Thirteen Soldiers Killed in Mali
Chad is fighting alongside France, the Malian government and others, hunting down the al Qaeda linked Islamist rebels who took control of the northern half of Mali in 2012.
The Chadian soldiers were killed on Friday, during heavy fighting in the remote Ifoghas mountains region. According to Chad’s military 65 rebels were also killed in the operation. Large numbers of rebels are thought to be hiding out in remote areas such as this, after fleeing from major cities in the face of French air strikes.
The United States recently announced that it has deployed surveillance drones to neighbouring Niger, to help locate and track Islamist rebels in northern Mali. A force including 100 US personnel to be based in Niger will share intelligence with the French military, which is leading a combined force including the Malian army and soldiers from several other African states.
Some have suggested that the war in Mali is being used as a convenient cover by the US government for their real intentions – establishing a strong military presence in oil rich Niger and Nigeria.
Around a month ago, for example, Zero Hedge wrote:
“Nothing.
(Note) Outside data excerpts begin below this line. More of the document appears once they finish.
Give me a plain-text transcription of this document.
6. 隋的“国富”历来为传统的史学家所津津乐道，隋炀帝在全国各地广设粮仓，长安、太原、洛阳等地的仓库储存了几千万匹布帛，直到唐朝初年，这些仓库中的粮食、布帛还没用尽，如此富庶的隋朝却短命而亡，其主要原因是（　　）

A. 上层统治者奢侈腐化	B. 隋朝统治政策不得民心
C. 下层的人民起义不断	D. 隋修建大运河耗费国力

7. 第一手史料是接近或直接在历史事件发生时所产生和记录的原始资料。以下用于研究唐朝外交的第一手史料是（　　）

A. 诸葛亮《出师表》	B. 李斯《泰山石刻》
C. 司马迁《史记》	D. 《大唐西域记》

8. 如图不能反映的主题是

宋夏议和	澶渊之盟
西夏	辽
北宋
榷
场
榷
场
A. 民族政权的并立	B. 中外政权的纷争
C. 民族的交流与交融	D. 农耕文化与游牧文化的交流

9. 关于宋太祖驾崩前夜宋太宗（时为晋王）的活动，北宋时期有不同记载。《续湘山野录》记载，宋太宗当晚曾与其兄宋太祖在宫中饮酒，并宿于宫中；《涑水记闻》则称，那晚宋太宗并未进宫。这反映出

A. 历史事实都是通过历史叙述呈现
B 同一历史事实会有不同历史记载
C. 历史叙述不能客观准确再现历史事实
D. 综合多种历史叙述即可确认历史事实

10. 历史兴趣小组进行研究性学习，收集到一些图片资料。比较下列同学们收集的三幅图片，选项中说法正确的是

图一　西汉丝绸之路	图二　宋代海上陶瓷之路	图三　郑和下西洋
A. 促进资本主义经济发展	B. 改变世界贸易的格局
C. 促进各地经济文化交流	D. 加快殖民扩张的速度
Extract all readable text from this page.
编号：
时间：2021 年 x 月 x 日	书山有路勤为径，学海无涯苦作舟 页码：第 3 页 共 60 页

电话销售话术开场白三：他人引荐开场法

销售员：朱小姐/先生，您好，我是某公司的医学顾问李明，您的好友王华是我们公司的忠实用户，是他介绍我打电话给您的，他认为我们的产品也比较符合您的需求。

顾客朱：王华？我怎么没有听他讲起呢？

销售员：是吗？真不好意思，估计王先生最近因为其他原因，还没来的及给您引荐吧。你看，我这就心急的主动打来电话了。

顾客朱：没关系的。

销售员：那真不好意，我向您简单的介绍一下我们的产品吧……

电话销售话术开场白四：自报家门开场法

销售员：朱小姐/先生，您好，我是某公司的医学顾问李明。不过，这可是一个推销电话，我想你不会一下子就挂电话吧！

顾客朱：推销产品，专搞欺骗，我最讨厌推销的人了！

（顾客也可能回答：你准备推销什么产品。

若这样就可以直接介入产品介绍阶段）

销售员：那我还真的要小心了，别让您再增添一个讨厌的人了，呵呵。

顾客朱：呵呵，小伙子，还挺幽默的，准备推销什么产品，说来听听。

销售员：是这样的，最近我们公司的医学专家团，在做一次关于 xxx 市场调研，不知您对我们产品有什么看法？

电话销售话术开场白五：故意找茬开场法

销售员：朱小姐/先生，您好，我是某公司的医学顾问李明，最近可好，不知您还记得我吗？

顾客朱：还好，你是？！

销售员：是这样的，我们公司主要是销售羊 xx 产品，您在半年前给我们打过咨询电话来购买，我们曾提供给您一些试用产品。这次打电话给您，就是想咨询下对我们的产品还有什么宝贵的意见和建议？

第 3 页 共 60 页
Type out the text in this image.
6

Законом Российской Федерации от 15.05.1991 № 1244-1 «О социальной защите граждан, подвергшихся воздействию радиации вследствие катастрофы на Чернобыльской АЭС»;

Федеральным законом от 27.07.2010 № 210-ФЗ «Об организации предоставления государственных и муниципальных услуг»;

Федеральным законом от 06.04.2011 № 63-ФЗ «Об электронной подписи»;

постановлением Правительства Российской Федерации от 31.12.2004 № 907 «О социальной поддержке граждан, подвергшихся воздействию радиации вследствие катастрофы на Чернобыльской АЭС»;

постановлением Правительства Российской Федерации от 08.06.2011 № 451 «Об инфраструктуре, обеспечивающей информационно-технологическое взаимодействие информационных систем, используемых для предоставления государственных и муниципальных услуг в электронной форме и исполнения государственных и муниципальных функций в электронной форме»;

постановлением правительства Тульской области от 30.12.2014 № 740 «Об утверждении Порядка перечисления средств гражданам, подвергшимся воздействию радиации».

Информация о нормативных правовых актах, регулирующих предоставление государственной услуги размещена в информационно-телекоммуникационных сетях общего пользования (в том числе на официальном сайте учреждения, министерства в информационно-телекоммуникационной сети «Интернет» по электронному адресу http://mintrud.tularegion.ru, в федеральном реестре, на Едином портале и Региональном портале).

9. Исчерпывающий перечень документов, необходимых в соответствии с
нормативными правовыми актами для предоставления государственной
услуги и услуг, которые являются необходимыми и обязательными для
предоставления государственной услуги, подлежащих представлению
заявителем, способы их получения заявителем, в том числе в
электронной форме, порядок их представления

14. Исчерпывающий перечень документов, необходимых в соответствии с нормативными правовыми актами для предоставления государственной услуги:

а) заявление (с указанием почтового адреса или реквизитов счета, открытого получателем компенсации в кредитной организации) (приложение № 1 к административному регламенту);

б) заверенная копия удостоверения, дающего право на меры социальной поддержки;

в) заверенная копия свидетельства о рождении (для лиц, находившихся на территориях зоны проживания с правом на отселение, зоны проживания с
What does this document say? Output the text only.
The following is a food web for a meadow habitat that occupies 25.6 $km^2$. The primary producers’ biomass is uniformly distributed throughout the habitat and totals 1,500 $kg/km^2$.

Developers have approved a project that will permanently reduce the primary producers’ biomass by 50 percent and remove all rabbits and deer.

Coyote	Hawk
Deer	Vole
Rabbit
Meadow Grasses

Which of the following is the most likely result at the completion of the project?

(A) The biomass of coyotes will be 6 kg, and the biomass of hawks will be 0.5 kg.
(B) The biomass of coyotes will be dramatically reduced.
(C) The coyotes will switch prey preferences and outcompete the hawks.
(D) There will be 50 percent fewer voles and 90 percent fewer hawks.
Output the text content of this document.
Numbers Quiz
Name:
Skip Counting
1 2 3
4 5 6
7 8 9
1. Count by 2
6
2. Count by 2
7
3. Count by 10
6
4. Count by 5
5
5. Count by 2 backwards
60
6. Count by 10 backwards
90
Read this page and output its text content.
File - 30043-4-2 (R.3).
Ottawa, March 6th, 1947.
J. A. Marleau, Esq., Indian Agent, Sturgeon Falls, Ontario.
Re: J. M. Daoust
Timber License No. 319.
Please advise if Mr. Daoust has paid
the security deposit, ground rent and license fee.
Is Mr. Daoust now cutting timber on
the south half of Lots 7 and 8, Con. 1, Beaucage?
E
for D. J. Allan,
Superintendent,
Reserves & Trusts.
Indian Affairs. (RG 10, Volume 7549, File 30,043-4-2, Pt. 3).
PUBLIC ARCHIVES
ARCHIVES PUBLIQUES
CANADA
Mali is one of the most irrelevant countries in West Africa from a resource standpoint, and what happens inside of it is certainly irrelevant from a greater geopolitical standpoint. What is more important is what this map doesn’t show, specifically the name of the country located a few hundred miles to the south: Nigeria.
Now Nigeria is important: very important. Or rather, Nigerian light sweet, one of the highest quality crudes in the world, is.”
They continued the theme this week, writing:
It appears that Nigeria will be drawn into the fray far sooner than even we expected following today’s news that Islamist militants from neighbouring Nigeria abducted a French family of seven, including four children, in northern Cameroon on Tuesday, French President Francois Hollande said. Next up: Al Qaeda is mysteriously discovered to be aiding and abetting “evil” insurgent Malians out of Nigeria, and the French campaign, with the generous and stealthy support of the US, shifts slowly but surely southward to its ultimate destination: liberating all that Nigerian light sweet oil.